Rush Limbaugh lambasted Motortrend for giving its Car of the Year award to the Chevy Volt, on the grounds that nobody has purchased a Volt yet. Motortrend's Todd Lassa takes him apart:
[O]ur credibility, Mr. Limbaugh, comes from actually driving and testing the car, and understanding its advanced technology. It comes from driving and testing virtually every new car sold, and from doing this once a year with all the all-new or significantly improved models all at the same time. We test, make judgments and write about things we understand.
Chevrolet has not sold one Volt because it’s not on sale yet. It will not sell 10,000 this first model year (although GE plans to buy truckloads for its fleet), because it takes time to ramp up production. See, Rush, because we’re the World’s Automotive Authority, we get access to many cars before they go on sale. ...

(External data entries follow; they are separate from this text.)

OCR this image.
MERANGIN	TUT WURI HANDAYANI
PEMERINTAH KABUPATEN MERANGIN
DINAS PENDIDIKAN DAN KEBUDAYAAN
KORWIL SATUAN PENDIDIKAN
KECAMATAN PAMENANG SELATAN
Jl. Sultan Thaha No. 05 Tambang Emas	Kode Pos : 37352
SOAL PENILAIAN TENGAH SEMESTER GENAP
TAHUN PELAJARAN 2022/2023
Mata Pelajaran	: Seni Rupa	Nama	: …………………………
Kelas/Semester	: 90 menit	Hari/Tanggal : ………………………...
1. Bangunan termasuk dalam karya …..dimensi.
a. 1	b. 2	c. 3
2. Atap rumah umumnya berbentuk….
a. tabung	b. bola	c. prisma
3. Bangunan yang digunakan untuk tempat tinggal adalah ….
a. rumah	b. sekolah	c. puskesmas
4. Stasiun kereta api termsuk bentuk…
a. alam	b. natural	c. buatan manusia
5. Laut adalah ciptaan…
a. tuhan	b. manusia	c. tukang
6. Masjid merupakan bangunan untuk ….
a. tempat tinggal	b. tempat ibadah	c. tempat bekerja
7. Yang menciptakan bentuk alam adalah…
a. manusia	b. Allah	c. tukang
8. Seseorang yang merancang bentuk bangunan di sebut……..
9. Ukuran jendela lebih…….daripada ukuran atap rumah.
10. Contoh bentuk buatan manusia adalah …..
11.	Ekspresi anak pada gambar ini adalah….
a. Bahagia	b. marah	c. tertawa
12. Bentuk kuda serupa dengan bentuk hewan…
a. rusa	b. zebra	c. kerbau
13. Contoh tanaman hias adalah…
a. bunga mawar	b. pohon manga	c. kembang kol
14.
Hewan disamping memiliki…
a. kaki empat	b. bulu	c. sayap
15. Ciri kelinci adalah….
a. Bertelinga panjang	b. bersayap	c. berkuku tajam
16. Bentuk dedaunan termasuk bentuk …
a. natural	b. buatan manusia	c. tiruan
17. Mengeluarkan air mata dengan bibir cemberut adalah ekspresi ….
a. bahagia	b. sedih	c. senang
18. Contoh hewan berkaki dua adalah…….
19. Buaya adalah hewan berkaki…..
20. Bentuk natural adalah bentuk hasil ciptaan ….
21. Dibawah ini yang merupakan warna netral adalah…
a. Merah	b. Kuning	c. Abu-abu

In its attempt to force cars that don’t use much gas on us — how un-American/un-ExxonMobil/un-Halliburton is that? — the Obama administration is offering a $7,500 tax credit on the Chevy Volt, grabbing tax breaks and credits right out of the deserving, job-creating pockets of America’s richest individuals. How dare he?
This is another of your distortions, Rush, repeated by the otherwise more level-headed George Will in The Washington Post last Sunday. The $7,500 Obama tax credit is an expansion of President Bush’s hybrid credits from the last decade. The Obama tax credit extends to the new Nissan Leaf, too, but if you or Will slammed that car, I’ve not heard or read it. I’d be surprised if you did, though, as Nissan is building the Leaf in a non-union factory in a right-to-work state represented by two Republican senators. A factory located there because Tennessee offered Nissan big tax credits.
There's a lot more there worth reading. It's pretty interesting to watch the conservative movement add the American automotive industry to France, academia, environmentalists, and the rest of their enemies. In many parts of the Midwest, especially Michigan, the auto industry is right behind God and country. I don't see how Republicans are going to win a lot of races being attached to a party that sneers at, and diminishes the genuine accomplishments of, an industry that sits at the heart of the region's prosperity.